For fludarabine and cladribine, renal transplants we ask the

  • Physician or nurse clinician to notify us when the drug is prescribed via the same form and follow the same documentation in the lab.
  • On one site there is a pharmacist who supports the BMT program so she encourages notification but on the other sites it rests with the doctor or nurse clinician.
  • Pediatrics works in the same way although there is a tendency for them to order CMV-negative or irradiated and we ask them to send the form.

This process was supported with inservices to all the nursing staff in the various areas, periodic repeats - some doctors are good at it, others less so. Since we use the same form for CMV-negative, we tend to be vigilant about reviewing requisitions for "new leukemia" in case they forget to send form at diagnosis and try to follow-up with education.

Additional Responses (received after Case O2 went live)

Response 5.

We find this is more and more an issue when our patients move from place to place for their care. At any given time, most of our patients are not local. For us, the first time we usually hear of a patient is when they show up a few hours prior to their procedure. If the patient requires anti-CMV negative or irradiated components, there is not enough time to get if from our blood supplier in a city 355 km (221 miles) away.
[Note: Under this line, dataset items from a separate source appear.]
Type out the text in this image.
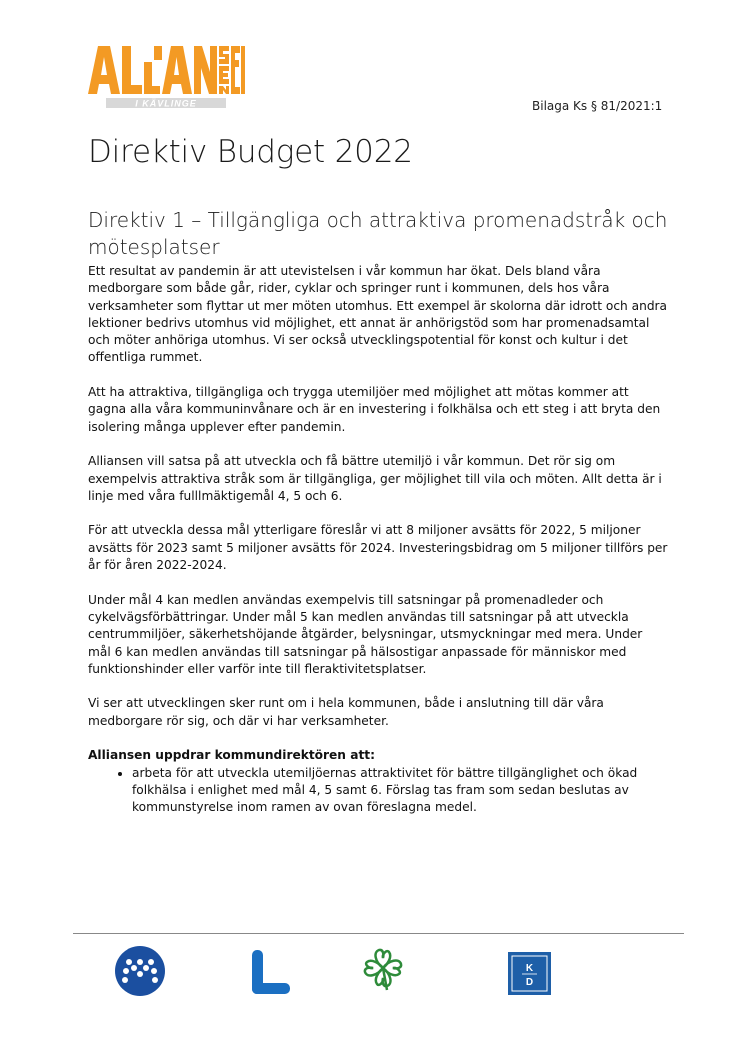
I KÄVLINGE	Bilaga Ks § 81/2021:1
Direktiv Budget 2022
Direktiv 1 – Tillgängliga och attraktiva promenadstråk och mötesplatser

Ett resultat av pandemin är att utevistelsen i vår kommun har ökat. Dels bland våra medborgare som både går, rider, cyklar och springer runt i kommunen, dels hos våra verksamheter som flyttar ut mer möten utomhus. Ett exempel är skolorna där idrott och andra lektioner bedrivs utomhus vid möjlighet, ett annat är anhörigstöd som har promenadsamtal och möter anhöriga utomhus. Vi ser också utvecklingspotential för konst och kultur i det offentliga rummet.

Att ha attraktiva, tillgängliga och trygga utemiljöer med möjlighet att mötas kommer att gagna alla våra kommuninvånare och är en investering i folkhälsa och ett steg i att bryta den isolering många upplever efter pandemin.

Alliansen vill satsa på att utveckla och få bättre utemiljö i vår kommun. Det rör sig om exempelvis attraktiva stråk som är tillgängliga, ger möjlighet till vila och möten. Allt detta är i linje med våra fulllmäktigemål 4, 5 och 6.

För att utveckla dessa mål ytterligare föreslår vi att 8 miljoner avsätts för 2022, 5 miljoner avsätts för 2023 samt 5 miljoner avsätts för 2024. Investeringsbidrag om 5 miljoner tillförs per år för åren 2022-2024.

Under mål 4 kan medlen användas exempelvis till satsningar på promenadleder och cykelvägsförbättringar. Under mål 5 kan medlen användas till satsningar på att utveckla centrummiljöer, säkerhetshöjande åtgärder, belysningar, utsmyckningar med mera. Under mål 6 kan medlen användas till satsningar på hälsostigar anpassade för människor med funktionshinder eller varför inte till fleraktivitetsplatser.

Vi ser att utvecklingen sker runt om i hela kommunen, både i anslutning till där våra medborgare rör sig, och där vi har verksamheter.

Alliansen uppdrar kommundirektören att:

• arbeta för att utveckla utemiljöernas attraktivitet för bättre tillgänglighet och ökad folkhälsa i enlighet med mål 4, 5 samt 6. Förslag tas fram som sedan beslutas av kommunstyrelse inom ramen av ovan föreslagna medel.
K
D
We try to keep special components on hand but it is constantly a guessing game.

One thing we have suggested is to issue cards, similar to antibody cards, to patients who require any type of special handling such as requests for premedication, irradiation, etc.

United Kingdom

Source: UK National Blood System Hospitals website

Information for patients needing irradiated blood (NBS brochure)


The need for effective communication mechanisms for patients with special transfusion needs is required by various transfusion safety standards, such as CSTM Standards for Hospital Transfusion Services, v. 1(reproduced with permission):

CSTM (H4.1.1): There shall be an established policy defining when irradiated cellular blood products are required for the prevention of transfusion-associated
graft versus host disease. (referenced to
CSA Z902-04 #11.7.1)

CSTM (H4.1.4):There shall be an established process to ensure that recipients of irradiated products continue to receive irradiated products as long as clinically indicated. (referenced to CSA Z902-04 #11.7.3)

AABB Standards (# 5.16) also requires that there be a mechanism to ensure that patients with special transfusion requirements receive only blood and components that meet those requirements for as long as clinically indicated.

TraQ self study questions

1. Which of the following have studies shown is most often the underlying cause of failure to request irradiated components for patients at risk of GVHD?

  1. carelessness
  2. misidentification
  3. miscommunication


2. What are some long-term strategies for preventing communication errors that cause transfusion and other medical errors?


3. What role, if any, can patients play in increasing transfusion safety?


4. List four health professions that play a role in safe transfusion for patients taking fludarabine.


5. How can the transfusion service laboratory increase transfusion safety for patients requiring irradiated blood components?



1.Serious Hazards of Transfusion. Annual report 2003.

2. Serious Hazards of Transfusion.Annual report 2000 - 2001.